IL CHIAPAS TORNA A FAR PARLARE DI SÉ
IL
CHIAPAS TORNA A FAR PARLARE DI SÉ
di Aldo Zanchetta
Il
Chiapas torna a far parlare di sé, e purtroppo per tragiche notizie. Le due
guerre di Gaza e in Ucraina stanno oscurando i molti altri conflitti presenti
nel mondo, ma anche in essi c’è l’escalation di violenza che i due ora
citati mostrano. Sembra essere un segno del tempo in cui viviamo.
Il
18 ottobre 2024 un articolo di Luis Navarro, autorevole giornalista de La
Jornada, principale quotidiano messicano, aveva per titolo «Chiapas,
la guerra civile è alle porte».
Cosa
sta accadendo?
La
situazione è complessa e non facile da riassumere, perché ha lunghi precedenti
storici risalenti ai tempi di Cristóbal Colón e al suo arrivo in quelle terre
nel 1492. Ma qui vogliamo parlare dell’oggi ed esamineremo solo i fatti più
recenti, quelli degli ultimi 20 giorni, che hanno riportato il Chiapas in evidenza
nelle cronache. Non senza però aver ricordato
in stringatissima sintesi i loro precedenti negli ultimi trent’anni, che i
giovanissimi forse non conoscono: l’insurrezione nel 1994, proprio in Chiapas, degli
indigeni di 7 etnie diverse, ben 5 delle quali con radici maya. Data
scelta simbolicamente perché proprio in quel giorno entrava in vigore il Trattato
di Libero Commercio dell’America del Nord (TLCAN).
Il
simbolo unificante di queste diversità etniche fu il ricordo della rivoluzione
di Villa e Zapata del 1910 al grido di “Terra e Libertà”. Qui, nel sud contadino
del paese, il ricordo predominante era in realtà quello di Emiliano Zapata
(sebbene la sua insurrezione avesse appena sfiorato gli Stati del Sudest) e non
quello di Villa, eroe invece del nord operaio. Per questo l’insurrezione fu
definita zapatista. Il giorno scelto fu quello dell’entrata in vigore del
trattato di libero commercio fra Stati Uniti, Canada e Messico, che avrebbe
causato la morte del vasto mondo contadino messicano. Uno dei ‘credo’ del
capitalismo neoliberista è che i contadini necessari in un paese sono un
piccolo % della popolazione totale. L’eccedenza della forza lavoro deve
diventare la massa operaia operante nell’industria.
La
speranza degli insorti era che la loro insurrezione si sarebbe estesa al resto
del paese, cosa che non avvenne. Però questo resto, la grande maggioranza della
popolazione, manifestò massivamente per il raggiungimento di un accordo di
pace, obbligando l’oligarchia al governo ad avviare
la trattativa per la pace e a
sospendere la repressione selvaggia che subito era stata ordinata.
Gli
accordi di Pace, elaborati nel corso di lunghe ed estenuanti trattative, non
sono mai stati ratificati dal governo, e ancora oggi la situazione si regge su
un fragile accordo di tregua dei combattimenti, che viene da allora rinnovato.

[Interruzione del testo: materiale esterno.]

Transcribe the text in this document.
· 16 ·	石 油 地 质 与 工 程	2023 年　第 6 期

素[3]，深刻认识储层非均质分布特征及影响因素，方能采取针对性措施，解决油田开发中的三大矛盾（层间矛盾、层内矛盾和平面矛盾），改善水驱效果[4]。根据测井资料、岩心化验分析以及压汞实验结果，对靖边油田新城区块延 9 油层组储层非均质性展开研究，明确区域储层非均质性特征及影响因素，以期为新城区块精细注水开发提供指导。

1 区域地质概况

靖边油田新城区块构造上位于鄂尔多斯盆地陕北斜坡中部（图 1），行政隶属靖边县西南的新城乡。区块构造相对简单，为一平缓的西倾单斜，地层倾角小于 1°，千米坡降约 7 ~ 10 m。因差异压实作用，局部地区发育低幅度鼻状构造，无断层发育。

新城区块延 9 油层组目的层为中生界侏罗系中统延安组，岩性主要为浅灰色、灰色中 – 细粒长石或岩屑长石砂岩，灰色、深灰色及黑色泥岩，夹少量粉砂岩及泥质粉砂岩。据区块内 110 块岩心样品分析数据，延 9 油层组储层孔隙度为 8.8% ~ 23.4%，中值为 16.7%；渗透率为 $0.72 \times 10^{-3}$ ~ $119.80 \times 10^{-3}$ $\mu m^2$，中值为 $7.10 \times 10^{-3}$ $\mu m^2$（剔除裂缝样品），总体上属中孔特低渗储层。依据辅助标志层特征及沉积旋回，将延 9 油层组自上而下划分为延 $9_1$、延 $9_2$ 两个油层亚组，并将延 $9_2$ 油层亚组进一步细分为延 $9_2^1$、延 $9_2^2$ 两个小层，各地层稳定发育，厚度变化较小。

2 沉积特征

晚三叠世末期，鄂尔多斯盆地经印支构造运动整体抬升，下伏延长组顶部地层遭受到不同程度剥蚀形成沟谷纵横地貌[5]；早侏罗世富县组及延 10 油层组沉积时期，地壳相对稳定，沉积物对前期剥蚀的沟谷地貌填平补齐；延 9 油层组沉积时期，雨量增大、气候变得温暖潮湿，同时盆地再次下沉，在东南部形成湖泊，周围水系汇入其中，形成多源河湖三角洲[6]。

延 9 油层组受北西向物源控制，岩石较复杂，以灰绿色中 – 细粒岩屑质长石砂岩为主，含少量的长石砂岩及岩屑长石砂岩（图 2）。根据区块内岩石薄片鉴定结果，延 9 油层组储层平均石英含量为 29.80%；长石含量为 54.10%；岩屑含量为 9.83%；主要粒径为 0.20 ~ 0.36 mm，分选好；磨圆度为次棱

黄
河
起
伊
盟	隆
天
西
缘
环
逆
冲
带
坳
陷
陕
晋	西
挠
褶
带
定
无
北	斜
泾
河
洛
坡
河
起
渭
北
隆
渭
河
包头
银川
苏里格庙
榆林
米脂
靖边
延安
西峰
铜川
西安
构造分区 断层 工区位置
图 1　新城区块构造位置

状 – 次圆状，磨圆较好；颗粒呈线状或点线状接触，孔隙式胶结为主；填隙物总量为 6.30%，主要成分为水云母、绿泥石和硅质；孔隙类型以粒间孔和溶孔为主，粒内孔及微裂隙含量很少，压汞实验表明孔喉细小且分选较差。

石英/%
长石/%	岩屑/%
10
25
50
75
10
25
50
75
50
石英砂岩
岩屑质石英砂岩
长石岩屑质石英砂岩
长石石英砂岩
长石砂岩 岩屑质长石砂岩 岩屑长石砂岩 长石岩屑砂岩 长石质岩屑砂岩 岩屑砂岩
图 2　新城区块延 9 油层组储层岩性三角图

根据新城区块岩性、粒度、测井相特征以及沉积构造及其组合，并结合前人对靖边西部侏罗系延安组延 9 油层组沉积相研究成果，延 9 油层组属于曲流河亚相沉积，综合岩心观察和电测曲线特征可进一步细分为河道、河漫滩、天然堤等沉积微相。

Agli insorti venne concesso qualche riconoscimento sulle terre occupate nei
primi giorni di guerra, per lo più latifondi non coltivati, preziosi per gente
affamata di terra da coltivare.
I
vari governi, da allora, commissionano la prosecuzione della guerra, sotto
altra forma, a realtà indigene e contadine rimaste ‘fedeli’, i cosiddetti ‘paramilitari’,
che hanno continuato a esercitare violenze sulle comunità zapatiste che
unilateralmente avevano riconosciuto come valevoli gli accordi non ratificati,
che però erano stati raggiunti e accettati dall’allora delegazione governativa,
ma non dal governo che pure l’aveva nominata.
La
situazione, di per sé difficile, negli ultimi anni si è fatta, se possibile,
ancora peggiore per l’aggiunta di nuovi attori di violenze, i ‘cartelli’ della
droga, in lotta fra loro per assicurarsi il pieno controllo della striscia di
territorio confinante col Guatemala, paese di provenienza di gran parte della
droga destinata agli Stati Uniti, che di lì deve passare.
Questo
il quadro in cui si stanno svolgendo gli avvenimenti di questi giorni, che
vedono il passaggio del potere governativo centrale (il Messico è una repubblica
federale presidenziale
composta da 32 entità federative)
dal presidente Andrés Manuel López Obrador (AMLO) alla presidente Claudia
Sheinbaum, avvenuto l’1 ottobre scorso.
I
FATTI
LA
RESISTENZA ZAPATISTA
La
pressione e le violenze sulle comunità zapatiste da parte della nuova realtà
che potremmo definire para-narco-militare sono state forti, con sequestro e
uccisione di persone, violenze sessuali sulle donne, espulsioni forzate di
interi villaggi, distruzione di raccolti.
Malgrado
questo gli zapatisti, ristrutturata la loro organizzazione per fare fronte alla
nuova situazione, in un comunicato
dell’8 ottobre, firmato dal subcomandante Moisés,
hanno annunciato la ripresa di incontri internazionali a partire dalla fine di
quest’anno e per tutto il corso del 2025. Un programma denso, come sempre
creativo secondo il loro stile, e assolutamente interessante.
Il
primo dei sei periodi di incontri era annunciato per la seconda metà del
prossimo dicembre, indicativamente nella comunità «6 de Octubre», in un
territorio ancora relativamente tranquillo perché al centro di una zona
circondata da comunità zapatiste.
Pochi
giorni dopo però i narco sono arrivati nella zona a minacciare la comunità,
utilizzando anche un drone per intimorire la gente, e hanno minacciato di morte
alcune basi di appoggio zapatiste.[1] Di
fronte all’aggravarsi della situazione anche in questo territorio ritenuto
relativamente tranquillo, l’EZLN ha responsabilmente sospeso il programma da
poco annunciato, al quale come tradizione non rinuncerà, ma che dovrà essere
ripensato.
LA
RESISTENZA CIVILE
La
situazione, in Chiapas e non solo, è insostenibile da tempo. Così nei mesi
scorsi, di fronte all’inerzia, se non addirittura complicità del governo
centrale e di quelli statali, organizzazioni indigene e contadine di 20 Stati
del paese hanno formulato una denuncia documentata che hanno diffuso chiedendo
che cittadini di altri paesi vi apponessero la propria firma, con l’obiettivo
di generare una pressione sul governo messicano affinché esca dall’immobilità di
fronte alla situazione.
Il
documento
con le firme venne presentato pubblicamente assieme
a uno scritto
dell’intellettuale indigeno Francisco López Bárcenas.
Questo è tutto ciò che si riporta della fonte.